Does Passanante ever think about expanding Noah’s relationship with other characters on the show beyond Luke? “That’s something we always think about," she says. “I can’t really speak to what might happen to these characters down the road. We’ve only written story through December.”

I want to find a way to get Passanante to comment on that seven month period where Luke and Noah didn’t kiss, so I ask her whether she thinks the show made any mistakes along the way in telling the Luke and Noah story and whether "there is anything that you’d do differently?"

She laughs and says there’s never been a story that she’s been involved with that she doesn’t feel that way about. The most she will offer is, “Um, there’s always something.
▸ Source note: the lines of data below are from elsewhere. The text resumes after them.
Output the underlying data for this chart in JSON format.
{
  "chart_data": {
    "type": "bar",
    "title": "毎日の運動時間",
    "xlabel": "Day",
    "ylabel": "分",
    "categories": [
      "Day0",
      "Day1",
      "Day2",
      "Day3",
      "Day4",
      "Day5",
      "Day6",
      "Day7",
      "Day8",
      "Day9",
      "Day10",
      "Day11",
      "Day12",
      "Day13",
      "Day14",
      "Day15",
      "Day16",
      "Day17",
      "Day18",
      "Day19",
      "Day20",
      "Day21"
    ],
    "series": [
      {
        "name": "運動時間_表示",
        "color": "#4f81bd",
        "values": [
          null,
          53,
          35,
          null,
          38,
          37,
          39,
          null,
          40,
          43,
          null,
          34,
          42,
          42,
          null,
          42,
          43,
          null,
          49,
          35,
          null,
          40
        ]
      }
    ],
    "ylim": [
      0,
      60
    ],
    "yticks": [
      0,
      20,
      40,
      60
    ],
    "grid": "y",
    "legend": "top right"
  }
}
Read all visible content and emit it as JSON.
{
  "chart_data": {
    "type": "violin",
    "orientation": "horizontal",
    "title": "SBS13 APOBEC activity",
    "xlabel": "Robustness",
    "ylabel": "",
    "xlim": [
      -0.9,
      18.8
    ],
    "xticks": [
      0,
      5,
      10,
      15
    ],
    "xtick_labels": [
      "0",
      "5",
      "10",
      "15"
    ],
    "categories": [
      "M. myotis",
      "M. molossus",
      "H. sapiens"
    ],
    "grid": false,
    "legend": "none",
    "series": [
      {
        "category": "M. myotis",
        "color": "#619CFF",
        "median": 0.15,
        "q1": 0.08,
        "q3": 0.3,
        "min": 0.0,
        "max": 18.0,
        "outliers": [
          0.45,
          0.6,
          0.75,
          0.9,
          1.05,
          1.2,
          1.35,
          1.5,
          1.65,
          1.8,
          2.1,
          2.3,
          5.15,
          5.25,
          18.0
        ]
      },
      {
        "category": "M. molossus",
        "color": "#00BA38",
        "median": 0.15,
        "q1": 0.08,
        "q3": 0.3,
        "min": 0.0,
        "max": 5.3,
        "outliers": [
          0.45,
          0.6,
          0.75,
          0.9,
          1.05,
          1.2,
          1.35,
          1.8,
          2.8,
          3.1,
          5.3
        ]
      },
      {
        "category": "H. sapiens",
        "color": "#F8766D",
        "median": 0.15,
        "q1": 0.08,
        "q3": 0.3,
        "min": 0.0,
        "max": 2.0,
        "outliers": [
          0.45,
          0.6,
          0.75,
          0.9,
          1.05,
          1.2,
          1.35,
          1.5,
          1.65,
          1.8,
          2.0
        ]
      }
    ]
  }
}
It’s a little hard for me to comment on the last year because you know we’ve had this thing called the writers’ strike, so I wasn’t around for a big chunk of it.”

I ask her specifically about the infamous Christmas mistletoe scene, where the camera panned away from Luke and Noah kissing. Passanante explains again that she wasn’t around for that particular decision because of the writers' strike. But she will say in defense of that scene and about that long seven month dry spell when Luke and Noah didn’t kiss that “people were certainly watching and waiting to see when they’d kiss, and I think that generated interest in the characters and the show.”